Editorial Reviews:
Synopsis
A shipwreck in the South Seas takes us to a palm-tree paradise where a mad sciencist -- the depraved Dr. Moreau -- conducts vile experiments, unspeakable animal experiments with hideous, humanlike results. Edward Prendick, an Englishman whose misfortunes bring him to the island, is witness to the Beast Folk's strange civilization and their eventual terrifying regression. It's the stuff of high adventure; it's also a tale about evolution -- and a satire that plays deliberately in the vein Jonathan Swift mined in Gulliver's Travels. It's also a bloody tale of horror. Wells himself was frank about it: "The Island of Dr. Moreau is an exercise in youthful blasphemy. Now and then, though I rarely admit it, the universe projects itself towards me in a hideous grimace. It grimaced that time, and I did my best to express my vision of the aimless torture in creation." While gene-splicing and bioengineering are common practices today, readers are still astounded at Wells's haunting vision and the ethical questions he raised a century before our time.
Amazon.com Review
A shipwreck in the South Seas, a palm-tree paradise where a mad doctor conducts vile experiments, animals that become human and then "beastly" in ways they never were before--it's the stuff of high adventure.

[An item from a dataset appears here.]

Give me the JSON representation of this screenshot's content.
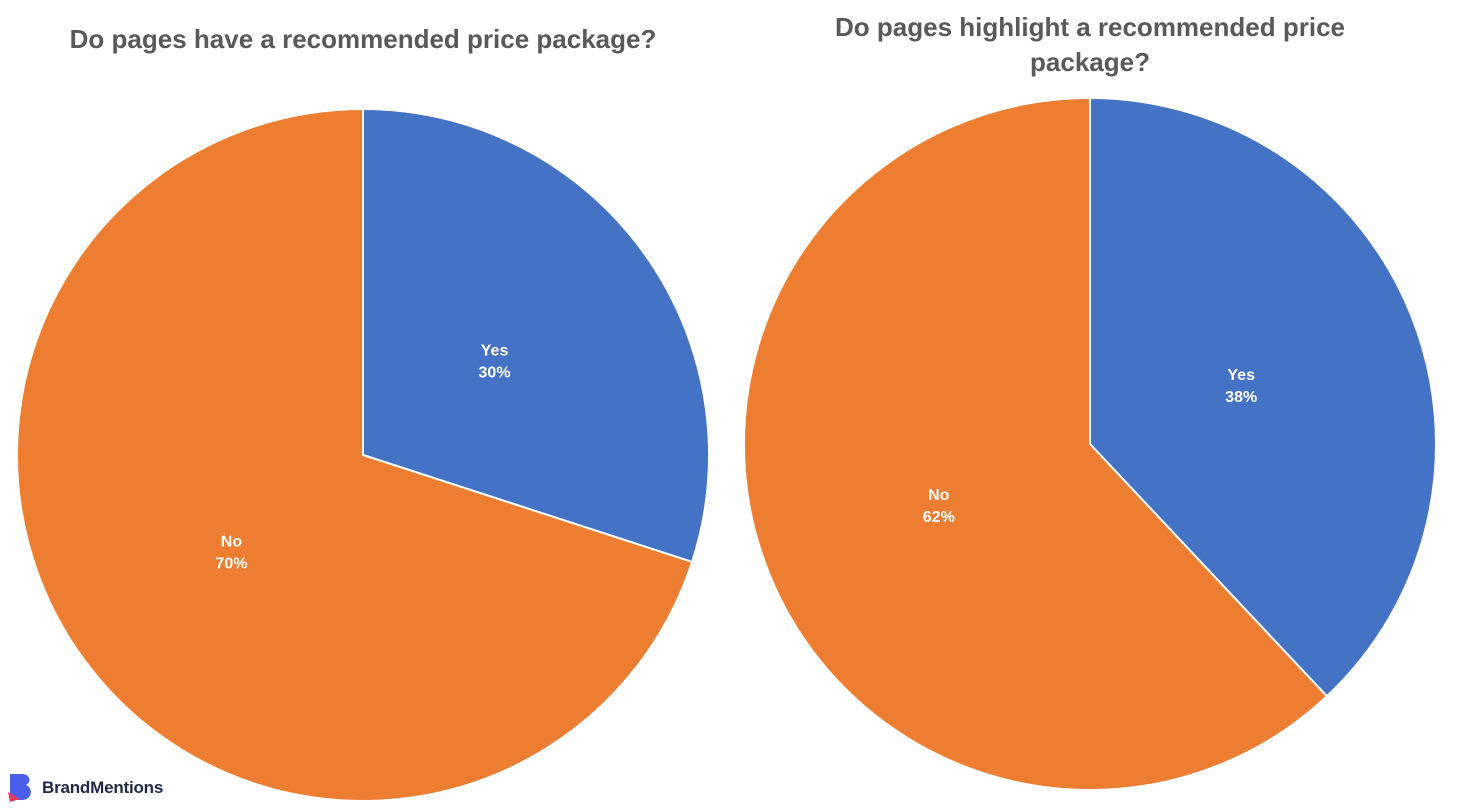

It's also a parable about Darwinian theory, a social satire in the vein of Jonathan Swift (Gulliver's Travels), and a bloody tale of horror. Or, as H. G. Wells himself wrote about this story, "The Island of Dr. Moreau is an exercise in youthful blasphemy. Now and then, though I rarely admit it, the universe projects itself towards me in a hideous grimace. It grimaced that time, and I did my best to express my vision of the aimless torture in creation." This colorful tale by the author of The Time Machine, The Invisible Man, and The War of the Worlds lit a firestorm of controversy at the time of its publication in 1896.